韓国政府の青年雇用事業への青年層の参加が低調なことが19日、分かった。一部事業は青年(15~29歳)より中壮年層(30~59歳)の方が多く参加していることが明らかになった。

監査院が昨年9~10月、雇用労働部などを対象に「財政支援雇用事業推進実態」を監査した結果、農林畜産食品部の「予察専門要員養成事業」は青年の参加比率が5.6%にとどまっているにもかかわらず「青年雇用事業」に分類されている。保健福祉部の「社会サービス投資事業」と産業通商資源部の「鉱業専門担当者養成事業」も青年の参加比率がそれぞれ20%と20.4%に過ぎなかった。

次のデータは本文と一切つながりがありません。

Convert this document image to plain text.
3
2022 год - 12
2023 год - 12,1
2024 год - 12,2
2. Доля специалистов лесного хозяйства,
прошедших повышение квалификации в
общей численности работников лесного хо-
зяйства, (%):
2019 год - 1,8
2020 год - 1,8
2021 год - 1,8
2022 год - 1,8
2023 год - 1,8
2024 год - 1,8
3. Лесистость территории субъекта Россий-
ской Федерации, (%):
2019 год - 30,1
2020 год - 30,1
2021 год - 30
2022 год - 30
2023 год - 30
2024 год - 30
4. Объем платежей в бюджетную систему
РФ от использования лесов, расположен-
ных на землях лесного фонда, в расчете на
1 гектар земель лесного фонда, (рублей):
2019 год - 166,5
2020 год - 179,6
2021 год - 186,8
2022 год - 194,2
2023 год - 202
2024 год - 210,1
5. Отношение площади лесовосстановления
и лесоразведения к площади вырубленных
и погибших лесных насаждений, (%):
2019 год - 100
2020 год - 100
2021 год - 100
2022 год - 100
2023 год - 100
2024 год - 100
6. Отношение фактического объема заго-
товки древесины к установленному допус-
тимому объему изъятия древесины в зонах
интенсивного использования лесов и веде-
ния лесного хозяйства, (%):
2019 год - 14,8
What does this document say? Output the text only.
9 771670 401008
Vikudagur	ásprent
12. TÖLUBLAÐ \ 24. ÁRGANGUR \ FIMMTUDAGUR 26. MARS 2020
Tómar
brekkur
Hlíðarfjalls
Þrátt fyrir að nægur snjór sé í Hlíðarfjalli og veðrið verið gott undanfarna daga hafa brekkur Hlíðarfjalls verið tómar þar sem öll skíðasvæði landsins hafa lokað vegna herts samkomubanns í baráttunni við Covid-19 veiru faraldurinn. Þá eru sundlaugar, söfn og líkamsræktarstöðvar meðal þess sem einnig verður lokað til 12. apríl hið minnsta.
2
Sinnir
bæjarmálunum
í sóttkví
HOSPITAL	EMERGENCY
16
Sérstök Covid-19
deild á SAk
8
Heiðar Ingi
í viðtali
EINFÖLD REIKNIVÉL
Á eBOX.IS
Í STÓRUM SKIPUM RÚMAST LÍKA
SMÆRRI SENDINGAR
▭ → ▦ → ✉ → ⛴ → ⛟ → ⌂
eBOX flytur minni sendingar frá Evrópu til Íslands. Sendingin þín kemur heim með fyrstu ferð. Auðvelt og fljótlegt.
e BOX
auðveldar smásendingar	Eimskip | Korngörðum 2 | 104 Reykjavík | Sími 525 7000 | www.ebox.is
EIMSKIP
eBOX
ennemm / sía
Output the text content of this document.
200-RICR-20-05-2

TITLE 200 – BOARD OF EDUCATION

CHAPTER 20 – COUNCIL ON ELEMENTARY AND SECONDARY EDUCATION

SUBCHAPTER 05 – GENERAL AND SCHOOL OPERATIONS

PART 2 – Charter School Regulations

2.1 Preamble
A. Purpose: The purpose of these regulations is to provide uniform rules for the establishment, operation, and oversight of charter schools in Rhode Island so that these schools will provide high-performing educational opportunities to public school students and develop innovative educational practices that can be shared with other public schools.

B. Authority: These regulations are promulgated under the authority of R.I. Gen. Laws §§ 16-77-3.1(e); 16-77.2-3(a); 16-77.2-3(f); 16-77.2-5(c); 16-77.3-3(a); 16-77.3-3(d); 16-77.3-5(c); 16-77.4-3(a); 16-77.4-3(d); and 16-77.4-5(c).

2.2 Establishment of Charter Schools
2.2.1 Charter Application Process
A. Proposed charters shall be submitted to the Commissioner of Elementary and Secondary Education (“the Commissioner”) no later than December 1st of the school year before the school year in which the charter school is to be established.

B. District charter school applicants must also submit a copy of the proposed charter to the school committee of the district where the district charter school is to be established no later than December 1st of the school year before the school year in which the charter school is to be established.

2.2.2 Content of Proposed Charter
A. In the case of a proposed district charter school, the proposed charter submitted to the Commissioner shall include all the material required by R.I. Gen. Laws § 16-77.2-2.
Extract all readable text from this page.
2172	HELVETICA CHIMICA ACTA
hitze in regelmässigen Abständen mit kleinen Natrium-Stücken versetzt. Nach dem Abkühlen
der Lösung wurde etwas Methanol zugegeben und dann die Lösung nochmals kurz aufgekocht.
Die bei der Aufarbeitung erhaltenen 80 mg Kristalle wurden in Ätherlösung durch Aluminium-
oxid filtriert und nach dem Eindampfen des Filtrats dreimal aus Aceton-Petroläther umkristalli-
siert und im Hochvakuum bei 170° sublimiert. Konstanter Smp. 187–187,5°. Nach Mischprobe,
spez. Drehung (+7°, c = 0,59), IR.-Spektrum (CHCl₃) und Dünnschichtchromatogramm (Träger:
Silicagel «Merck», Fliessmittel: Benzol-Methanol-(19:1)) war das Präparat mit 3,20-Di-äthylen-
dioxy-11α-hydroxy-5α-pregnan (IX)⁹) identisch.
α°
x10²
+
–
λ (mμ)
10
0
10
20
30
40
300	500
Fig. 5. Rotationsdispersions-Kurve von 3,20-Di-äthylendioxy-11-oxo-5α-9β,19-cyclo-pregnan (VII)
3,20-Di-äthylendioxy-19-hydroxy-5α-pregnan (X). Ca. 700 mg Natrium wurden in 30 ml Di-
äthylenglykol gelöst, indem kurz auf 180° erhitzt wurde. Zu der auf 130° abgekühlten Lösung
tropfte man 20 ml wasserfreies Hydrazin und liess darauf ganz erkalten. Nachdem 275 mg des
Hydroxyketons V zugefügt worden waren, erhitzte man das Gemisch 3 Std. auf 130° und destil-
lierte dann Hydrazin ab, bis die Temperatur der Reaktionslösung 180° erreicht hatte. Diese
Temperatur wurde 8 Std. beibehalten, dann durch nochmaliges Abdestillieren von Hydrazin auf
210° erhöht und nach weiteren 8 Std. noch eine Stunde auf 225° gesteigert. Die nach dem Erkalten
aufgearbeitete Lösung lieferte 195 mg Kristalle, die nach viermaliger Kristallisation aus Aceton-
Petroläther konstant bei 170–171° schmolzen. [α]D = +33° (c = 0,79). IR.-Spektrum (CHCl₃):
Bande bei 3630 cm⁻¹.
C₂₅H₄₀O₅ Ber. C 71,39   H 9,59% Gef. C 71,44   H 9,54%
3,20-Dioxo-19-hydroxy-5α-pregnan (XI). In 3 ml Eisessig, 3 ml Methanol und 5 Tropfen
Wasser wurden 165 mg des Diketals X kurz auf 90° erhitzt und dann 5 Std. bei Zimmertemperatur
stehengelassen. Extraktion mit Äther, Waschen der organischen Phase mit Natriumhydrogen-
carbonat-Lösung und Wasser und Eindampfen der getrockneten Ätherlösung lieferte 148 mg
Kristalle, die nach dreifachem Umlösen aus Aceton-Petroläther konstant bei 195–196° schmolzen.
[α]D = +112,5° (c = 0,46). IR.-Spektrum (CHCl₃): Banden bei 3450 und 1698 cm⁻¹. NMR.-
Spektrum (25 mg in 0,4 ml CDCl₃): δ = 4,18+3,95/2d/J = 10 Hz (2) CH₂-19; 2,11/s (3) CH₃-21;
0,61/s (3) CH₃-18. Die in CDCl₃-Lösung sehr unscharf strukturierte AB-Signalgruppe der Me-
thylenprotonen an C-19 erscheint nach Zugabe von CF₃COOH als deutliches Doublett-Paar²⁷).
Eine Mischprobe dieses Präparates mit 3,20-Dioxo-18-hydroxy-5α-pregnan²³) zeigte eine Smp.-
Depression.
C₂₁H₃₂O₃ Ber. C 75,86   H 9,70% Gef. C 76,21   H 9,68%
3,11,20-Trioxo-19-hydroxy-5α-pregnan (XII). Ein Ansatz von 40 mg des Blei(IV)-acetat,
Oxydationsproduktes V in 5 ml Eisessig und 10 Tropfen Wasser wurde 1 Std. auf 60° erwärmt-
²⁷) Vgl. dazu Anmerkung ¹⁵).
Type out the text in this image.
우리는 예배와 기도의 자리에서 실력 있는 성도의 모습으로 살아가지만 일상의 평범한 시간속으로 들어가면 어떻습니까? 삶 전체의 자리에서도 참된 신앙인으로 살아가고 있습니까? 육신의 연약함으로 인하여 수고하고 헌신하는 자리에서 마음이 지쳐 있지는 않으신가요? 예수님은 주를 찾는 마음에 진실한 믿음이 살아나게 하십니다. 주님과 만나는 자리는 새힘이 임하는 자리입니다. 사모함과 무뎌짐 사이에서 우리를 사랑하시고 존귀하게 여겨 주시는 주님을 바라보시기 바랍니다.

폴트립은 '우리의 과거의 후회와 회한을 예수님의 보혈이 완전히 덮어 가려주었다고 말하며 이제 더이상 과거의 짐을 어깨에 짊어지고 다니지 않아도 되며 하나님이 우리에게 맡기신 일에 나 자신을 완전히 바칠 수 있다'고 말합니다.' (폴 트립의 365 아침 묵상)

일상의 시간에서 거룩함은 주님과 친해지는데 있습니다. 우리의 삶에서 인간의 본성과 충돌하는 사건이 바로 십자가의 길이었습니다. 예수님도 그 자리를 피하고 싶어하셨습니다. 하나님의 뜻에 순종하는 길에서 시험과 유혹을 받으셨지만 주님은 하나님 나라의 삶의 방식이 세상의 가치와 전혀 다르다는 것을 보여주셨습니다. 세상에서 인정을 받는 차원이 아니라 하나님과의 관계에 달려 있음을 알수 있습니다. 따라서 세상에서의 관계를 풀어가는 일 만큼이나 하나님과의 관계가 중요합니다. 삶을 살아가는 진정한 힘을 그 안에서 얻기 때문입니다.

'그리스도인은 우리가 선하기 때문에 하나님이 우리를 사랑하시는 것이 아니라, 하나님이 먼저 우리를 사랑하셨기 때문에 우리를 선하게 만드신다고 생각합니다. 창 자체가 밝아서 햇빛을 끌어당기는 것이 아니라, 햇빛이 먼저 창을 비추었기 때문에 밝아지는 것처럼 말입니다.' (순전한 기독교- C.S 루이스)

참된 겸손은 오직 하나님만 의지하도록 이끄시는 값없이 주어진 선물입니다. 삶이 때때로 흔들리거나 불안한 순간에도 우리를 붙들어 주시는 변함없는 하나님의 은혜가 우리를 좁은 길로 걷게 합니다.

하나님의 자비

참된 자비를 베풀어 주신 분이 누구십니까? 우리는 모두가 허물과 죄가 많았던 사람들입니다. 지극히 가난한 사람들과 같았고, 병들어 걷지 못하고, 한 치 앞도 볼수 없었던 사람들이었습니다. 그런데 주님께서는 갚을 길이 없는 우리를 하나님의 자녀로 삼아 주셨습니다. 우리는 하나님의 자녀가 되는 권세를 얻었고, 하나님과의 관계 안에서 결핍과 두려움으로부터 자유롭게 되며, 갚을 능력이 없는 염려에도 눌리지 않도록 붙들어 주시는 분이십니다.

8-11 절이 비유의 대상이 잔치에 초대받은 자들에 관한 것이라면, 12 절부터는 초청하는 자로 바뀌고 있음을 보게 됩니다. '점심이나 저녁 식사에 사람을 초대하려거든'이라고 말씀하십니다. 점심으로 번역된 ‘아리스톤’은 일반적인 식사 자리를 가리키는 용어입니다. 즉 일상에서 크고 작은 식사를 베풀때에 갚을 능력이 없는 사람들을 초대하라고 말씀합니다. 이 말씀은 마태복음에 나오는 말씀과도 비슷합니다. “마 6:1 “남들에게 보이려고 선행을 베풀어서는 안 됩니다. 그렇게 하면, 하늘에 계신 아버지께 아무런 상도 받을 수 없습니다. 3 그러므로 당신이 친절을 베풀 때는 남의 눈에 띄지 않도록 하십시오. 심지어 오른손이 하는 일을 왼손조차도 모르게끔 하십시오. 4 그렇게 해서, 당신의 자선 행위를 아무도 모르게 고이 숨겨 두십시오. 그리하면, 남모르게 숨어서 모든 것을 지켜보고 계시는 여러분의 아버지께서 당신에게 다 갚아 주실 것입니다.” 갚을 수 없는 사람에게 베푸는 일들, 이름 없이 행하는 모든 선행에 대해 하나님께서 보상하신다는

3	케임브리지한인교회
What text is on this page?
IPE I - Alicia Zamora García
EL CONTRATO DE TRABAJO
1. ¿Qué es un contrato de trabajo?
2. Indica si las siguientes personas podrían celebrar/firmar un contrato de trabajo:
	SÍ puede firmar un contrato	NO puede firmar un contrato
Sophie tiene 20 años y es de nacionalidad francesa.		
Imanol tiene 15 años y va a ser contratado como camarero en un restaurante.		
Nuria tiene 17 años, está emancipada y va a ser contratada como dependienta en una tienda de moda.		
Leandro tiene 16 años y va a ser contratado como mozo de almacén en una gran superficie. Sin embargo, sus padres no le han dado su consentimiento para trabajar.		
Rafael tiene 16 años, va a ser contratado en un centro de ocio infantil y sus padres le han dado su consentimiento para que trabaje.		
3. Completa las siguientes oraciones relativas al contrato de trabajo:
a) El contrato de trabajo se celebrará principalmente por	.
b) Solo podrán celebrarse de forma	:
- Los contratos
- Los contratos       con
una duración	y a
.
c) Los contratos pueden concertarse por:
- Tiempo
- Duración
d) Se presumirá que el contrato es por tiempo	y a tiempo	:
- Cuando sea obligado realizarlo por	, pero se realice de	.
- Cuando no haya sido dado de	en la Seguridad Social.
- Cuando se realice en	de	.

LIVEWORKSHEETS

低学歴などの理由でなかなか就職口を見つけられない青年が政府の青年雇用事業に参加する比率は政府基準を大きく下回ったことが確認された。雇用部の「財政支援雇用事業中央部署および自治団体の合同指針」によると、青年雇用事業参加者のうち青年の比重は10%以上あるべきだが、実際には0.37%(2012~2013年基準)にとどまった。2年間の全体参加人員57万593人のうち青年は2112人に過ぎなかった。

政府が民間雇用就職の窓口的な役割を果たすために雇用を提供する「青年直接雇用事業」の成果も振るわないことが分かった。2012年上半期、直接雇用事業に参加した35万757人のうち再就職に成功した比率は15.2%(5万3543人、2013年6月末基準)に過ぎなかった。